– Так приготовь же свое зелье, властитель Смерти!
С поклоном я ушел, и всю ночь мы с Атуа трудились, готовя смертоносный яд. Наконец он был готов, Атуа налила его в хрустальный фиал и посмотрела через него на огонь, пылавший в очаге, ибо жидкость была прозрачной, точно родниковая вода.
–
– Месть, это стрела, которая часто разит самого лучника, – сказал я, вспомнив слова Хармионы.
Глава VIII
О последнем ужине Клеопатры, о песне Хармионы, о том, как был выпит яд, о признании Гармахиса, о том, как Гармахис призывал духов, и о смерти Клеопатры
Наутро Клеопатра, спросив разрешения у Октавиана, отправилась в гробницу Антония, сетуя на то, что боги Египта покинули ее. Она поцеловала гроб, укрыла его цветками лотоса, потом вернулась к себе, погрузилась в бассейн, умастила себя благовониями, надела свой самый роскошный наряд и с Ирас, Хармионой и со мной села ужинать. Во время ужина она вся словно светилась, как вечернее небо на закате, и снова, как в былые времена, шутила и смеялась, рассказывая о пирах, которые они устраивали с Антонием.

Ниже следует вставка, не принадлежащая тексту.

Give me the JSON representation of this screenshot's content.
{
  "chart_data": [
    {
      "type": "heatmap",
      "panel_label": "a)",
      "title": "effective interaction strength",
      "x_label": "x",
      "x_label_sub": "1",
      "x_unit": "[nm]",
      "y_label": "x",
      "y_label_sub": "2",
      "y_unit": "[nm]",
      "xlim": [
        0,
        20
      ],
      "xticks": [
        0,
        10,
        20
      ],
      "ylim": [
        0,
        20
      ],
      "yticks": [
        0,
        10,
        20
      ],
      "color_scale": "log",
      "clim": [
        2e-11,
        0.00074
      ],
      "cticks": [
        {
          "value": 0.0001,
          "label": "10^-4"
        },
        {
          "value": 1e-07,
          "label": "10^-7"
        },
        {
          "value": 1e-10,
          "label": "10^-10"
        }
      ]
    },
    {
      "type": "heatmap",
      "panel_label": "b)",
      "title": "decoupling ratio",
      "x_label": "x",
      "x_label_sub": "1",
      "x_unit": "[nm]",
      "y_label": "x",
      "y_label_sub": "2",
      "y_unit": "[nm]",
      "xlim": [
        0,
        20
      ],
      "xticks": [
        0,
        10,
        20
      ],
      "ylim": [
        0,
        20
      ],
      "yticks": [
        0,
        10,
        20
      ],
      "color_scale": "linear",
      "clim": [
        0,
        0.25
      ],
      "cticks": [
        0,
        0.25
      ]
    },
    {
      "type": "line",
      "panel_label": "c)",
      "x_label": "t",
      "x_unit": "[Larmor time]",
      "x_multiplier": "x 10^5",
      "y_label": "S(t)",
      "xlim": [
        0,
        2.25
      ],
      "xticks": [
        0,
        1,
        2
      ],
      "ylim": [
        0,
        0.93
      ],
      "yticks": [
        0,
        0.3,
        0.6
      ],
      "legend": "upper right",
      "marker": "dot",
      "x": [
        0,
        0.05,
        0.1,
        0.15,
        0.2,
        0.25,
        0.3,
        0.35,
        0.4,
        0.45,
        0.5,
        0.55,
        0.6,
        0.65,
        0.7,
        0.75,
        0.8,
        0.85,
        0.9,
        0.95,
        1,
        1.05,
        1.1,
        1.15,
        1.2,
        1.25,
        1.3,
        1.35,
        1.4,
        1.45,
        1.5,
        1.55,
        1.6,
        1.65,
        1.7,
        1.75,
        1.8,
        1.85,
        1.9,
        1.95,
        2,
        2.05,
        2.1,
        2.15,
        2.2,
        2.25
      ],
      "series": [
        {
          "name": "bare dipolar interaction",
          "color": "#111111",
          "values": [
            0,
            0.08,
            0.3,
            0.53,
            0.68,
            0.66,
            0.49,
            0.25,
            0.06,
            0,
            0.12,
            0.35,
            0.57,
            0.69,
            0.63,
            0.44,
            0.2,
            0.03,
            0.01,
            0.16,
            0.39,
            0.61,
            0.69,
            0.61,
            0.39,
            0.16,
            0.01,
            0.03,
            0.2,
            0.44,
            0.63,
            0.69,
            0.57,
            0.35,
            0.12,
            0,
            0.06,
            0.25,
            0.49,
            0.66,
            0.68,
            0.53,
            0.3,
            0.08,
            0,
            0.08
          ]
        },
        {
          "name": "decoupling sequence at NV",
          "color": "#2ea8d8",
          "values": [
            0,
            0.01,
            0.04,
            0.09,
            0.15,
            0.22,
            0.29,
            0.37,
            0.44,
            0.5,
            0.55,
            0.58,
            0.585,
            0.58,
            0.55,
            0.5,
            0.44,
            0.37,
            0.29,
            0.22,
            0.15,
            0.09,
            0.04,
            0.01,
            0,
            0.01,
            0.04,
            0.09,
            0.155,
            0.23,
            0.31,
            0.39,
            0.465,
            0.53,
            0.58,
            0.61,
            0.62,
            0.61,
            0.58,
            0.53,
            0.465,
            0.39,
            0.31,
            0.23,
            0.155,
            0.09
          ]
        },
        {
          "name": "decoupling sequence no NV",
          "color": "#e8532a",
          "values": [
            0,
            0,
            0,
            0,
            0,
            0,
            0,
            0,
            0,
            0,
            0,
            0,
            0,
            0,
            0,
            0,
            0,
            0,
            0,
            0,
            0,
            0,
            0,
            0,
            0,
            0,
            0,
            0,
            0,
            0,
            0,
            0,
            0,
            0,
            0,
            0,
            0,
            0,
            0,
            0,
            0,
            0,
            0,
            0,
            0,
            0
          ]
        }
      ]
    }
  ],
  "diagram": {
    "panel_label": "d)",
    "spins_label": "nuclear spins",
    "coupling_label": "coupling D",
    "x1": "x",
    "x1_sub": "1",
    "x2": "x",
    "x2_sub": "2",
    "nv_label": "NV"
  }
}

Сказать по правде, никогда она не казалась мне краше, чем в тот последний роковой вечер, когда должна была свершиться месть. За рассказом она вспомнила и тот ужин в Тарсе, на котором она растворила и выпила жемчужину.
– Как странно, – сказала она, – что разум Антония в последние минуты перед концом обратился именно к тому вечеру и он заговорил о Гармахисе. Хармиона, ты помнишь этого египтянина, Гармахиса?
– Конечно, о царица, я его помню, – медленно произнесла она.
– А кто он такой, этот Гармахис? – спросил я, потому что мне хотелось узнать, хранит ли она печаль обо мне.
– Если хочешь, я расскажу. Это странная история, но теперь, когда все счеты с жизнью кончены, об этом можно говорить, ничего не опасаясь. Этот Гармахис был потомком древнего рода египетских фараонов, его даже тайно венчали на царство в Абидосе и отправили сюда, в Александрию, для того, чтобы свергнуть нашу правящую династию Лагидов. Прибыв, он проник во дворец, и я назначила его своим астрологом, потому что он был очень искусен в магии… Почти так же, как ты, Олимпий… И он был удивительно красив. План его был таков: он должен был убить меня и объявить себя фараоном. Враг это был могущественный, заговор был очень силен, ибо его поддерживал весь Египет, а у меня почти не было друзей. Но в ту самую ночь, когда он должен был исполнить задуманное, в тот самый час, ко мне пришла Хармиона и обо всем рассказала. Она случайно узнала о готовящемся заговоре. Но потом – хоть я и ничего не говорила об этом, Хармиона, – потом я усомнилась в твоем рассказе. Клянусь богами, я и по сей день считаю, что ты любила Гармахиса и предала его за то, что он пренебрег тобой. По той же причине ты так и не стала ни женой, ни матерью, что противно женской природе. Ну же, Хармиона, открой нам правду; сейчас, когда конец близок, можно говорить обо всем без утайки.
Хармиона вздрогнула и ответила:
– Ты права, о царица. И я тоже участвовала в заговоре. Я предала Гармахиса за то, что он отверг меня, и из-за своей огромной любви к нему я так и осталась одна. – Она посмотрела на меня, встретилась со мной взглядом и спрятала глаза, скромно опустив ресницы.
– Я так и знала! Воистину женщины непредсказуемы! Впрочем, не думаю, что Гармахис был благодарен тебе за твою любовь. А ты что скажешь, Олимпий? Ах, и ты, Хармиона, значит, оказалась предателем! До чего все же опасна жизнь монархов! Их на каждом шагу подстерегает измена. Но я прощаю тебя, потому что с тех пор ты служила мне верой и правдой.